THE WIDOW'S SECRET
Brian Thompson (Atlantic, £12.99)
Victorian crime novels are in vogue, following the success of Sarah Walter's lesbian romp Fingersmith. Oxford's Brian Thompson, author of the award-winning memoir Keeping Mum, is evidently hoping to jump on the bandwagon with his heroine Bella Wallis, intended to be the centre of a series of mysteries set partly in the 19th-century underworld and in partly in high society.
Bella is an unlikely sleuth, being herself the incognito author of a series of novels, written under the penname Henry Ellis Margam.
London society is dying to discover Ellis Margam's identity, because the books expose whichever scoundrel has crossed the path of the fragrant Bella.

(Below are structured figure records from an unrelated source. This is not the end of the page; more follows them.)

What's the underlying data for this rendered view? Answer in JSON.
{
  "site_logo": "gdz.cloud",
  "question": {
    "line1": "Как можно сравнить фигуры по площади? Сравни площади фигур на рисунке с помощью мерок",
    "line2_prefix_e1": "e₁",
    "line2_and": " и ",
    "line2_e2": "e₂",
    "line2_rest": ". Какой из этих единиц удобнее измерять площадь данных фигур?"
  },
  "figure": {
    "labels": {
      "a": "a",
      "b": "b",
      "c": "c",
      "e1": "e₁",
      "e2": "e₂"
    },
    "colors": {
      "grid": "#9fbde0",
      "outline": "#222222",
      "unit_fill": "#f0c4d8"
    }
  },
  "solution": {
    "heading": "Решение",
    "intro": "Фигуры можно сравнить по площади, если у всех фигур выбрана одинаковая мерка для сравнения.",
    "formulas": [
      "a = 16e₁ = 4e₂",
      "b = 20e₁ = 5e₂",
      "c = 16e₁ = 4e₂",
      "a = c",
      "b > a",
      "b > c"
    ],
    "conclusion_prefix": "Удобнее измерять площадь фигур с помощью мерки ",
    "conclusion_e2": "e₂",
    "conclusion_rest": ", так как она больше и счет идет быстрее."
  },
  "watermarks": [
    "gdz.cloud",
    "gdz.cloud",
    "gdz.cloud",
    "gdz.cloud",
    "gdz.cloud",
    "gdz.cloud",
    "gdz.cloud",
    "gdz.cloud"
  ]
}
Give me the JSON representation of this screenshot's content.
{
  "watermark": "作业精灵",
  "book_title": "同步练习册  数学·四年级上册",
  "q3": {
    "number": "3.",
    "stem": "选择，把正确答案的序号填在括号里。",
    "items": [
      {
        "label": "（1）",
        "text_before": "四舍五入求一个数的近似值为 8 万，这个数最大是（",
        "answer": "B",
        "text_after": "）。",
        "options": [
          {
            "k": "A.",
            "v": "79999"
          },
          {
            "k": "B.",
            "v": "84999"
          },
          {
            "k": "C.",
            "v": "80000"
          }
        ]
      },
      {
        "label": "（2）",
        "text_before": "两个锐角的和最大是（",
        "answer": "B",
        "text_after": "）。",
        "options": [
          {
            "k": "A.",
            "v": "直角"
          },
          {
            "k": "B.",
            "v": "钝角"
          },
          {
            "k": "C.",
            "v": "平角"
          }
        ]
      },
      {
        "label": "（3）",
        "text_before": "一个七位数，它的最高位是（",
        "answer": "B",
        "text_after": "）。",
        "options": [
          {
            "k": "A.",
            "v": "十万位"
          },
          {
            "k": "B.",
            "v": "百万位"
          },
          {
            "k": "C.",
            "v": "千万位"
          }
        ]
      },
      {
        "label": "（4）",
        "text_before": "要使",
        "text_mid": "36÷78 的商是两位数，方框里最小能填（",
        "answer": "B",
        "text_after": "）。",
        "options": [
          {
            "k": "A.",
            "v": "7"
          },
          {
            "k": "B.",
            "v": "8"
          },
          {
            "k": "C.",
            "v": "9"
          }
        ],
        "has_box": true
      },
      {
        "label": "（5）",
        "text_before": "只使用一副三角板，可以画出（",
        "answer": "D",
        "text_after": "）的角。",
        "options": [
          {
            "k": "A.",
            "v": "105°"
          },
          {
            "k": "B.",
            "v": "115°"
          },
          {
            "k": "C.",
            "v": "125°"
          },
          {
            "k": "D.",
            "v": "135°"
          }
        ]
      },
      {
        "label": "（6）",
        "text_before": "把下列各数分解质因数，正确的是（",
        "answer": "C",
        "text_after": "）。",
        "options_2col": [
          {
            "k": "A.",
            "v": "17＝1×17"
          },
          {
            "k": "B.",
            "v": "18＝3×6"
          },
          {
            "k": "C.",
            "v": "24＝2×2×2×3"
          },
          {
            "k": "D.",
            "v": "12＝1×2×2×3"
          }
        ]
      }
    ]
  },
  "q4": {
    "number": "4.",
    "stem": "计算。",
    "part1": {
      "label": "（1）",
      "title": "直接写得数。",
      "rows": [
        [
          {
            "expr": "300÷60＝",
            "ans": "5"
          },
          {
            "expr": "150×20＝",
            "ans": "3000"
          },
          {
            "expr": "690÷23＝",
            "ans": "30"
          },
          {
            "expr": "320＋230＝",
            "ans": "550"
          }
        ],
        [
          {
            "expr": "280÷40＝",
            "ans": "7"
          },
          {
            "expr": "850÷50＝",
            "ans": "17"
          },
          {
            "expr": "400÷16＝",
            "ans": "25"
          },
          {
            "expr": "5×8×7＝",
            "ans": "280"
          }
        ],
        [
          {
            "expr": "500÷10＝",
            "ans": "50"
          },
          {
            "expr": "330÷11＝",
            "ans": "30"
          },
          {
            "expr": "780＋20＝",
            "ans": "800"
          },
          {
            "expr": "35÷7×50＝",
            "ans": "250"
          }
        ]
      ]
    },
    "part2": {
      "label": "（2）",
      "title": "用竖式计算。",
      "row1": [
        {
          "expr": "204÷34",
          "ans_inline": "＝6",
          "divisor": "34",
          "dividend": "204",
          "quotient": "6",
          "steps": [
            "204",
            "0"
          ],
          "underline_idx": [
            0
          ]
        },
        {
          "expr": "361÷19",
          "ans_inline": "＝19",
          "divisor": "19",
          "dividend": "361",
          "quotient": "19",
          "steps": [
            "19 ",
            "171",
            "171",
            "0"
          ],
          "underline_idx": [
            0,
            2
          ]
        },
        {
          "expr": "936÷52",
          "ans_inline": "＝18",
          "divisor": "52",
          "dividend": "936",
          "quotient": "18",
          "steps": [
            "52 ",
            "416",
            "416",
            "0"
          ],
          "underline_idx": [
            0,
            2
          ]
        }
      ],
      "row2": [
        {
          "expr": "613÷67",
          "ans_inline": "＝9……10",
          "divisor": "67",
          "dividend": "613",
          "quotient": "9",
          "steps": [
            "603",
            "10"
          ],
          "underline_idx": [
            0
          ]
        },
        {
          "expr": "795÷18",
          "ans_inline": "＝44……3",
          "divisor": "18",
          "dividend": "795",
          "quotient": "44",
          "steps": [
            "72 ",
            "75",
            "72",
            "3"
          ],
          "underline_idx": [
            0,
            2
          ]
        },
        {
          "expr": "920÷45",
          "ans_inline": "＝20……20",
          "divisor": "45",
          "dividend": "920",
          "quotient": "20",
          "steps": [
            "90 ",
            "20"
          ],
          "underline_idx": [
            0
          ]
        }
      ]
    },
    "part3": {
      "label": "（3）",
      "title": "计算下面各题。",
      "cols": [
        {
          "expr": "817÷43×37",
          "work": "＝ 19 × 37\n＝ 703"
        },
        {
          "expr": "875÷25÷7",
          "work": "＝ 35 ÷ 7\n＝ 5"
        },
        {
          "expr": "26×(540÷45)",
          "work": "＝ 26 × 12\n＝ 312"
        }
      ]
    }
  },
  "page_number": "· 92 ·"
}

She is irresistibly attractive to men, but disappoints a series of gormless lovers, since her proclivities lie elsewhere.
There is extra enjoyment for local readers, with references to the Feathers inn on the road to Wallingford, a fictional Berkshire manor house, and a hunt around the colleges and low-life of Oxford.
It's a diverting idea, though the book-within-a-book device sometimes fails to distract the reader from the unlikely plot.
But good luck to the author, who has obviously found his inner writer after a distinguished career in broadcasting - he's obviously having as good a time writing about Bella as she is when she wreaks her literary revenge on her latest target.